Sunday, December 2, 2007
Considering Devotion
I just cleaned out my hall closet. Purging feels so good - thoroughly, solidly good. I found four of my old journals. One is shiny with pictures of clouds on it and opens like a regular book. Another is an extremely peculiar and profound square shape with lined paper, covered in a thin layer of rust colored velvet. Then there is the matte vinyl, gilded and inscribed notebook that's sophisticated and built like an envelope, that locks with a secure flap to keep precious thoughts private. The final is an incomplete and simple black book that reads more like a sketch pad or a pamphlet. I have yet to excavate all four separate historical accounts, but one journal did get cracked briefly and to my surprise, what I read rings as true, if not more than it did in December of 1999, my nineteenth year.
Allow me to share the lovely text, A Cure for Self Loathing, written by Alice Hoffman.
The remedy, to be followed more or less: do not look in the mirror for three days and do not speak with anyone you suspect of agreeing with your current opinions of your self.
On the first day: wear blue, buy roses, fix something broken, polish furniture. Allow yourself a mistake, drink a mixture of lemon juice and water, cry all night, then shop for new pillowcases.

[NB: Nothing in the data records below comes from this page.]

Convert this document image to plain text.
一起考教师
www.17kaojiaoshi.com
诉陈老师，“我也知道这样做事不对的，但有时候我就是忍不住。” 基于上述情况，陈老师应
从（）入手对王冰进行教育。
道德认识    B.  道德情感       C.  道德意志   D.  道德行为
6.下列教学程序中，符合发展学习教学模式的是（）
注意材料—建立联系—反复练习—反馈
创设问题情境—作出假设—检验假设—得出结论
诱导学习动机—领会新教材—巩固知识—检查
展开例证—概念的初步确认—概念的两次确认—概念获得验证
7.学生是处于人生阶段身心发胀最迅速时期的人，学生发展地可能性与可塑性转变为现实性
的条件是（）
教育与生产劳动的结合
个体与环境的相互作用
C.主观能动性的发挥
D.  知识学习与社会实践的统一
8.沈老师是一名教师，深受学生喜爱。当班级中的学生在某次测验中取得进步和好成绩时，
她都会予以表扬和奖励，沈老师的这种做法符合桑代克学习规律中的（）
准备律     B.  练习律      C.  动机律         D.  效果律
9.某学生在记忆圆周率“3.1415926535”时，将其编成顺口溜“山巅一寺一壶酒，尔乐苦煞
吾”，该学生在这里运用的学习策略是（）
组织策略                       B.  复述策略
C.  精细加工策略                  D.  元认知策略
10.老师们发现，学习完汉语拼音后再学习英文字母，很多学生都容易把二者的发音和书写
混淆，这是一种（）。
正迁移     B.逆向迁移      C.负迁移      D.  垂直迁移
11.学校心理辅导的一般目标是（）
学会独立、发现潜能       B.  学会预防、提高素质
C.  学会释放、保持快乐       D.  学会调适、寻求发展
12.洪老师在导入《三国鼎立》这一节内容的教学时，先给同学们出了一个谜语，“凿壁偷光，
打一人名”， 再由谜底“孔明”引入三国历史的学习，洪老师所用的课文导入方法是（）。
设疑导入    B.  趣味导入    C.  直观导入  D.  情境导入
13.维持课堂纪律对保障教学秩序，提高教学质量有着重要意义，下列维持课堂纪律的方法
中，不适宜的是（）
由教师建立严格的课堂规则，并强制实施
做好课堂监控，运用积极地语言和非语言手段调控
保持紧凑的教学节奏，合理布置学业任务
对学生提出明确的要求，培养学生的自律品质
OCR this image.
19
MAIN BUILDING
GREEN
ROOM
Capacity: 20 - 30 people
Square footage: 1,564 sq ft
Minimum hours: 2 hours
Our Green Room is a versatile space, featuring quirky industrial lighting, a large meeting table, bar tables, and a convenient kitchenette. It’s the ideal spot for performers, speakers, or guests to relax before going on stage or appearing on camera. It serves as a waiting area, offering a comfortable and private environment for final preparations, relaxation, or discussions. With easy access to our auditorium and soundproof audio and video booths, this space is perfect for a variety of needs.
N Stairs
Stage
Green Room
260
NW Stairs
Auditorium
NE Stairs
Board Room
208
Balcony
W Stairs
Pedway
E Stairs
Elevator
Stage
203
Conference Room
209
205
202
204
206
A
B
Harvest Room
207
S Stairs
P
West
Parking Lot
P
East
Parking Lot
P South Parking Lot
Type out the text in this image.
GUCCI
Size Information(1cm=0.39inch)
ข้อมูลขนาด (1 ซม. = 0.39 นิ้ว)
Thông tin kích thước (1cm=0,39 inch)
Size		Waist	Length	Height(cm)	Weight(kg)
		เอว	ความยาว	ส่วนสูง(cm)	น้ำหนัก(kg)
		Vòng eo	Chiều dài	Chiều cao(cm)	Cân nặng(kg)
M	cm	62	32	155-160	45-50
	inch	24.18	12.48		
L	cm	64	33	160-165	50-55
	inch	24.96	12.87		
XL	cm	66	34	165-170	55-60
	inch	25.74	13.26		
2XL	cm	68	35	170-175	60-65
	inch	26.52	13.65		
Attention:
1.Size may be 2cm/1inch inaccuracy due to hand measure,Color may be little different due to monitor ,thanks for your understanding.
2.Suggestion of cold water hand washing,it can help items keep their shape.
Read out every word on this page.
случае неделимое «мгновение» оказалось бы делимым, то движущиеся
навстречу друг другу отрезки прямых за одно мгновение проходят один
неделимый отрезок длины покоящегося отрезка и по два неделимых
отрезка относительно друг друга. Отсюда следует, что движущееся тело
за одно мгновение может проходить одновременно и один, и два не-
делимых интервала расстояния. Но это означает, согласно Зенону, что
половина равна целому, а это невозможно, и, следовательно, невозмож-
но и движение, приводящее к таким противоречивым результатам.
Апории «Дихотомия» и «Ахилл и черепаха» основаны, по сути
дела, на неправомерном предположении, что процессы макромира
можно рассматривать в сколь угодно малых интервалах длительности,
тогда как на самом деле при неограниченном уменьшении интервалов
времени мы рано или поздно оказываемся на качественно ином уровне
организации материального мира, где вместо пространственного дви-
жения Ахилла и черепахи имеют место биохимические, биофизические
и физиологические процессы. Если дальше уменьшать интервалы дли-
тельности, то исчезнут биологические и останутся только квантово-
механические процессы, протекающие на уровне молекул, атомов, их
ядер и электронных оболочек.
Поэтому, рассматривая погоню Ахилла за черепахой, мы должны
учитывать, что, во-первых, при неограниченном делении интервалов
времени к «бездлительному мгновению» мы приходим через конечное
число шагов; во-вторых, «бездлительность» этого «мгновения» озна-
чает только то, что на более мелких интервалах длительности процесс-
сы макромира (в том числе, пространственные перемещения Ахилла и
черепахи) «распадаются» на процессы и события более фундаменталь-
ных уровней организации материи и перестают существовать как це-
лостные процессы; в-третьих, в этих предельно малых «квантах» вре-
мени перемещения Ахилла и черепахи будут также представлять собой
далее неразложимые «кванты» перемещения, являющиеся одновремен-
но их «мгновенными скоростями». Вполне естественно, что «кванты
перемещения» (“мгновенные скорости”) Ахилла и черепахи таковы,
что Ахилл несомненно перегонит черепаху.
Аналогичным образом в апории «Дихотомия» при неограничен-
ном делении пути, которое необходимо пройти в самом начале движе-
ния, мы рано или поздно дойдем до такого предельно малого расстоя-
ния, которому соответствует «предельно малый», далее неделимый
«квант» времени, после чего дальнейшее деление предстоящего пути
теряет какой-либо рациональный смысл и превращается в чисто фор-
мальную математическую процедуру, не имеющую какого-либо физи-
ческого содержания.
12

On the second day: make jam, visit an acquaintance unable to leave the house due to illness, sorrow or advancing years, fix a pot of tomato-rice soup and let simmer. Give your coats away to those who cannot stay warm. Forget what you could or couldn't or didn't do right. Run for two miles, paying attention only to the shape of leaves, the sound of birds, the idea of desire.
On the third day: paint your bedroom, absolve an old enemy, braid your hair or cut it all off. Think about November, imagine starts and clear skies, believe in possibilities and in hardship. Study signs, be grateful, consider devotion, moonlight and your own dreams. Early in the morning, at the hour when the grass is still damp and the sky above you is cracking open like an egg, walk a dog through your neighborhood. Then and there, while most people are still asleep in their beds, forgive yourself.
The photo was taken at Ocean Beach by my special friend, on his tiny phone, as we saw the great sun hide behind the sea and listened for the green flash.